Une stratégie intéressante ressort de la Fig. Figue.22 en ce qui concerne la façon dont l’oxydase couple la chimie de l’oxygène à la pompe à protons. Les étapes de pompage ne se produisent qu’après la formation de P (8-10), ce qui signifie que l’enzyme active et réduit d’abord l’O2 en molécules d’eau de produit entièrement réduites mais incomplètement protonées; l’enzyme complète le transfert à quatre électrons des électrons à l’oxygène et stocke l’énergie libre qui se traduit par une forte oxydation de l’a34 +⩵O et des espèces radicalaires, avant d’engager la pompe.
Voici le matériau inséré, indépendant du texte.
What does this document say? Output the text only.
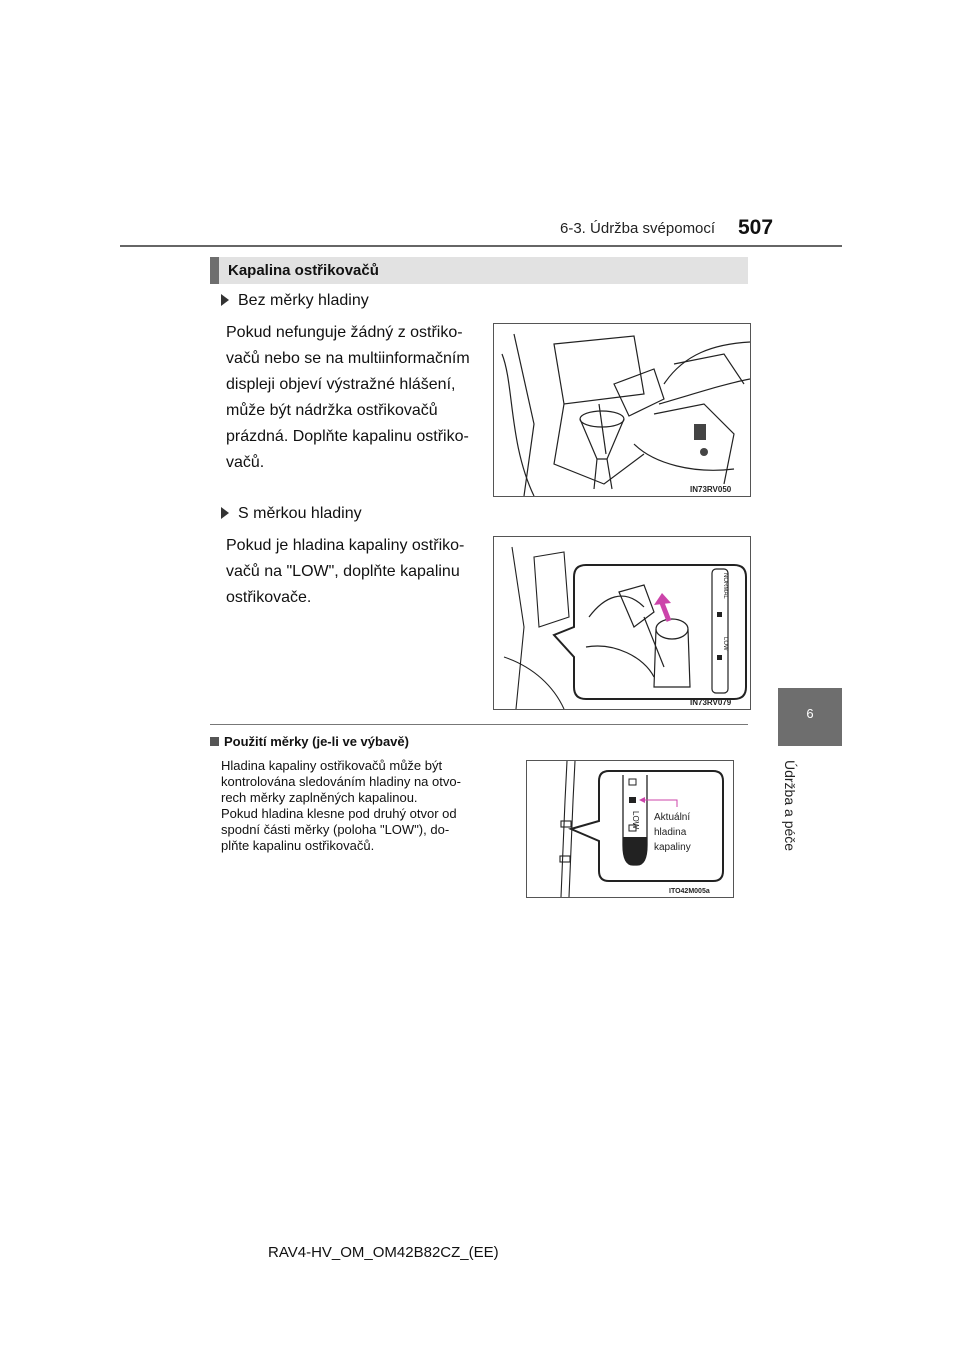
6-3. Údržba svépomocí 507
6
Údržba a péče
Kapalina ostřikovačů
Bez měrky hladiny
Pokud nefunguje žádný z ostřiko-
vačů nebo se na multiinformačním
displeji objeví výstražné hlášení,
může být nádržka ostřikovačů
prázdná. Doplňte kapalinu ostřiko-
vačů.
IN73RV050
S měrkou hladiny
Pokud je hladina kapaliny ostřiko-
vačů na "LOW", doplňte kapalinu
ostřikovače.	NORMAL
LOW
IN73RV079
Použití měrky (je-li ve výbavě)
Hladina kapaliny ostřikovačů může být
kontrolována sledováním hladiny na otvo-
rech měrky zaplněných kapalinou.
Pokud hladina klesne pod druhý otvor od
spodní části měrky (poloha "LOW"), do-
plňte kapalinu ostřikovačů.
LOW Aktuální
hladina
kapaliny
ITO42M005a
RAV4-HV_OM_OM42B82CZ_(EE)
Des calculs récents sur la chimie liaison-clivage soutiennent cette idée, car les résultats indiquent que la réduction de O2 en oxo et hydroxo avec formation d’un radical et d’un ferryl-oxo est proche du thermoneutral (23). Cela représente une stratégie remarquablement efficace pour éviter les espèces d’oxygène toxiques et partiellement réduites, car aucune ne se produit dans le cycle réactionnel. De plus, en transférant l’énergie libre qui sera utilisée pour entraîner la pompe des produits d’oxygène de sous-état à la protéine, il semble que l’oxydase ait maximisé le contrôle et l’efficacité avec lesquels elle peut faire fonctionner l’appareil de translocation de protons.